Раза два, когда они разъезжали вместе по городу, Чарли заехал к своей жене. Выяснилось, что он ежедневно привозит ей продукты на вечер и завтрашнее утро.
Лэндерс помнил, что Энни рассказывала ему о матери, и ему было любопытно посмотреть на нее. Миссис Уотерфилд выглядела очень даже недурно для своих сорока пяти лет, сохранив и стройную фигуру, и то, что в здешних краях называют женской свежестью. Но в овальном, мягком ее лице нет-нет, да и проглядывало что-то тайное, хищное, как у хорька. У нее была нежная пленительная улыбка истой южанки, которая обволакивала какой-то невинной чувственностью и уходила в самую глубину ее глаз. Она все время держала в глазах эту улыбку, даже если лицо у нее становилось серьезным. И только раз или два, когда она нечаянно расслабилась и Лэндерс уловил этот момент, ему показалось, что он рассмотрел за улыбкой тяжелый цепкий взгляд заядлого покериста — из тех, с которыми он ни за что не сел бы играть по-крупному.
Миссис Уотерфилд было достаточно только посмотреть на Лэндерса, чтобы понять, что он спит с ее второй дочерью. Оба знали, что означало это ее умозаключение и что Лэндерсу лучше не блефовать. Пока Чарли выгружал привезенные продукты, они сидели вдвоем в гостиной и вели светскую беседу.
Звали ее Бланш. Как скоро выяснилось, она была одним из столпов местной баптистской общины и потому спросила, не хочет ли Лэндерс прийти к ним как-нибудь на молитвенное собрание. Лэндерс сказал, что с удовольствием придет. Хозяйка тактично не поинтересовалась, когда именно он это сделает.
Очевидно, находившаяся в Люксоре Энни была единственным человеком, кто знал о любовной связи между Бланш Уотерфилд и городской политической знаменитостью, заседающей в Нашвилле, подумал Лэндерс. Позднее он изменил свое мнение: Чарли тоже знал. Йотом еще раз изменил. Знал весь Барлевилл.
Младшие дочери Уотерфилдов оказались прескверными созданиями. Обе девчонки были избалованы и испорчены до мозга костей. Хуже того, в свои восемь и девять лет обе уже решили, что они — женщины, что это дает им особые права, и бессовестно пользовались ими, не научившись ни такту, ни хитрости скрывать свои прихоти и желания. Они строили глазки и кокетничали, подражая взрослым женщинам, и в предвидении не столь уж далекого будущего беззастенчиво выпячивали крохотные, едва наметившиеся грудки, изображая пышный бюст.
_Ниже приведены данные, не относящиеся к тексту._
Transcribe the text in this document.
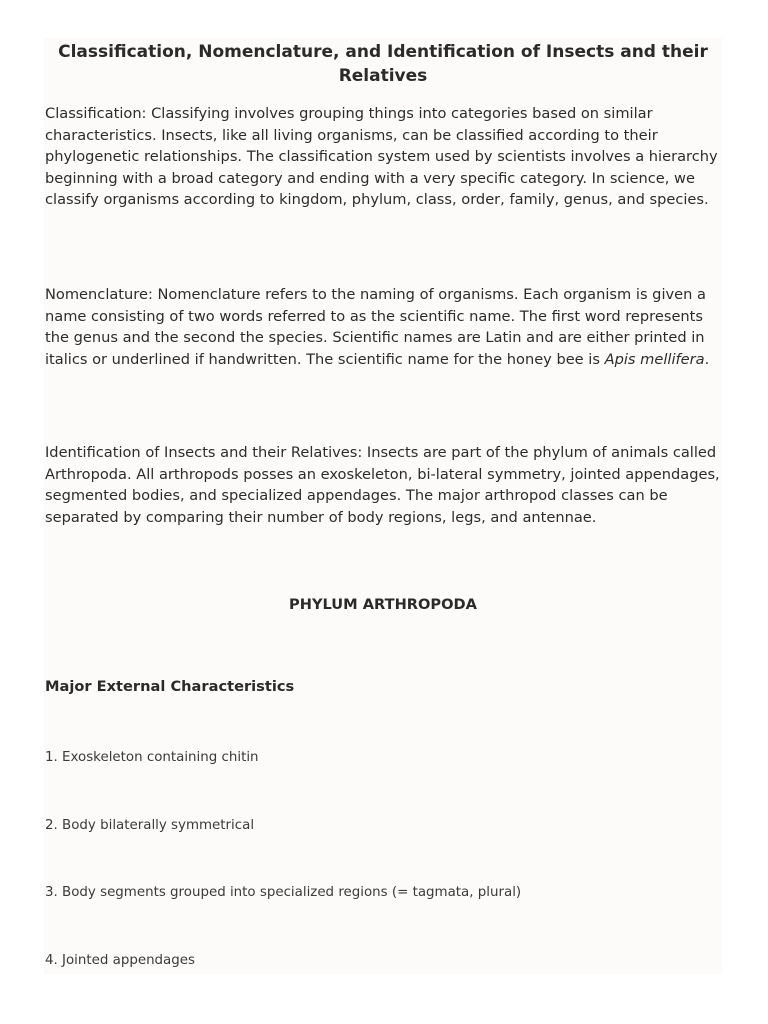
Classification, Nomenclature, and Identification of Insects and their Relatives

Classification: Classifying involves grouping things into categories based on similar characteristics. Insects, like all living organisms, can be classified according to their phylogenetic relationships. The classification system used by scientists involves a hierarchy beginning with a broad category and ending with a very specific category. In science, we classify organisms according to kingdom, phylum, class, order, family, genus, and species.

Nomenclature: Nomenclature refers to the naming of organisms. Each organism is given a name consisting of two words referred to as the scientific name. The first word represents the genus and the second the species. Scientific names are Latin and are either printed in italics or underlined if handwritten. The scientific name for the honey bee is Apis mellifera.

Identification of Insects and their Relatives: Insects are part of the phylum of animals called Arthropoda. All arthropods posses an exoskeleton, bi-lateral symmetry, jointed appendages, segmented bodies, and specialized appendages. The major arthropod classes can be separated by comparing their number of body regions, legs, and antennae.

PHYLUM ARTHROPODA
Major External Characteristics
1. Exoskeleton containing chitin
2. Body bilaterally symmetrical
3. Body segments grouped into specialized regions (= tagmata, plural)
4. Jointed appendages
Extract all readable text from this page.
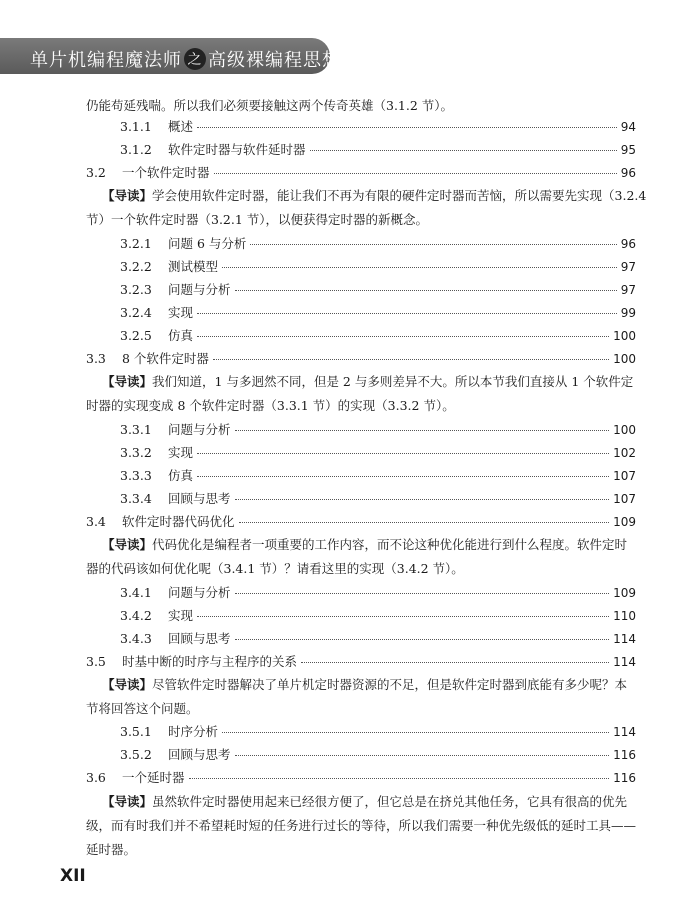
单片机编程魔法师 之 高级裸编程思想
仍能苟延残喘。所以我们必须要接触这两个传奇英雄（3.1.2 节）。
3.1.1 概述	94
3.1.2 软件定时器与软件延时器	95
3.2 一个软件定时器	96
【导读】学会使用软件定时器，能让我们不再为有限的硬件定时器而苦恼，所以需要先实现（3.2.4
节）一个软件定时器（3.2.1 节），以便获得定时器的新概念。
3.2.1 问题 6 与分析	96
3.2.2 测试模型	97
3.2.3 问题与分析	97
3.2.4 实现	99
3.2.5 仿真	100
3.3 8 个软件定时器	100
【导读】我们知道，1 与多迥然不同，但是 2 与多则差异不大。所以本节我们直接从 1 个软件定
时器的实现变成 8 个软件定时器（3.3.1 节）的实现（3.3.2 节）。
3.3.1 问题与分析	100
3.3.2 实现	102
3.3.3 仿真	107
3.3.4 回顾与思考	107
3.4 软件定时器代码优化	109
【导读】代码优化是编程者一项重要的工作内容，而不论这种优化能进行到什么程度。软件定时
器的代码该如何优化呢（3.4.1 节）？请看这里的实现（3.4.2 节）。
3.4.1 问题与分析	109
3.4.2 实现	110
3.4.3 回顾与思考	114
3.5 时基中断的时序与主程序的关系	114
【导读】尽管软件定时器解决了单片机定时器资源的不足，但是软件定时器到底能有多少呢？本
节将回答这个问题。
3.5.1 时序分析	114
3.5.2 回顾与思考	116
3.6 一个延时器	116
【导读】虽然软件定时器使用起来已经很方便了，但它总是在挤兑其他任务，它具有很高的优先
级，而有时我们并不希望耗时短的任务进行过长的等待，所以我们需要一种优先级低的延时工具——
延时器。
XII
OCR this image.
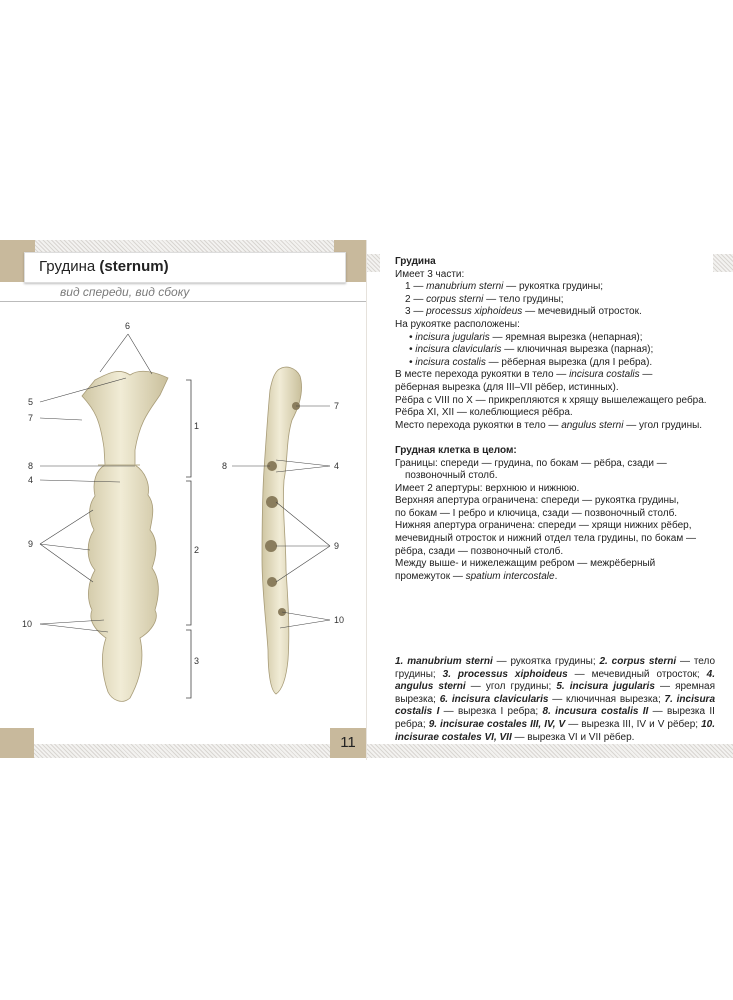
Грудина (sternum)
вид спереди, вид сбоку
6
5
7
1
8
4
9
2
10
3
7
8	4
9
10
11
Грудина
Имеет 3 части:
1 — manubrium sterni — рукоятка грудины;
2 — corpus sterni — тело грудины;
3 — processus xiphoideus — мечевидный отросток.
На рукоятке расположены:
• incisura jugularis — яремная вырезка (непарная);
• incisura clavicularis — ключичная вырезка (парная);
• incisura costalis — рёберная вырезка (для I ребра).
В месте перехода рукоятки в тело — incisura costalis —
рёберная вырезка (для III–VII рёбер, истинных).
Рёбра с VIII по X — прикрепляются к хрящу вышележащего ребра.
Рёбра XI, XII — колеблющиеся рёбра.
Место перехода рукоятки в тело — angulus sterni — угол грудины.
Грудная клетка в целом:
Границы: спереди — грудина, по бокам — рёбра, сзади —
позвоночный столб.
Имеет 2 апертуры: верхнюю и нижнюю.
Верхняя апертура ограничена: спереди — рукоятка грудины,
по бокам — I ребро и ключица, сзади — позвоночный столб.
Нижняя апертура ограничена: спереди — хрящи нижних рёбер,
мечевидный отросток и нижний отдел тела грудины, по бокам —
рёбра, сзади — позвоночный столб.
Между выше- и нижележащим ребром — межрёберный
промежуток — spatium intercostale.
1. manubrium sterni — рукоятка грудины; 2. corpus sterni — тело грудины; 3. processus xiphoideus — мечевидный отросток; 4. angulus sterni — угол грудины; 5. incisura jugularis — яремная вырезка; 6. incisura clavicularis — ключичная вырезка; 7. incisura costalis I — вырезка I ребра; 8. incusura costalis II — вырезка II ребра; 9. incisurae costales III, IV, V — вырезка III, IV и V рёбер; 10. incisurae costales VI, VII — вырезка VI и VII рёбер.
Чарли покончил с хозяйственными делами, они с Лэндерсом уселись в машину, но прежде, чем тронуться, он, как и в первую их встречу, неподвижно уставился в ветровик, как будто намереваясь что-то сказать. Потом, как видно, передумал и, шумно вздохнув, рывком газанул с места.
Лэндерс молча наблюдал за ним краем глаза, догадываясь, что заботы Чарли Уотерфилда не касаются его. Рядом с ним сидел человек, которому всю жизнь приходилось решать и разгадывать великое множество запутанных задач и загадок, и он умело распутывал и разгадывал их, но тем временем возникали новые, еще более трудные и заковыристые, с которыми ему уже никогда и ни за что не справиться.
Лэндерс не мог понять, когда Чарли спит. Утром он не ложился. Днем его вообще не бывало дома. Должно быть, ограничивался сном урывками, как солдат на фронте, должно быть, заезжал, когда придется, к себе в управление на часок и, заперевшись в комнате, дремал в огромном вращающемся кресле.
Как-то после ужина они забросили Люсин домой, Чарли заметно повеселел, и они пустились обычным маршрутом по ночному городу. Потом Чарли где-то оставил Лэндерса, а сам укатил с одной знакомой. Когда Чарли уходил, Лэндерсу показалось, что он опять услышал тяжелый вздох.
В конце третьей недели Лэндерс объявил, что уезжает. Было бы неверно утверждать, что это решение было результатом посещения Бланш и ее девчонок. Однако знакомство с ними, похоже, ускорило отъезд.
Он пытался объяснить Чарли, что слишком много накопилось всякого, в том числе личного, в чем еще надо разобраться. Тот, видимо, предполагал такой оборот. Он невесело усмехнулся: он-то давно заметил, что Лэндерсу не по себе, сказал он, хотя надеялся, что ошибается.
— Теперь уж недолго, войне конец. Тебе, может, не так кажется, но это так. Мы победили.
— Пока это до фрицев и япошек дойдет, сколько еще хороших ребят поляжет, — мрачно сказал Лэндерс.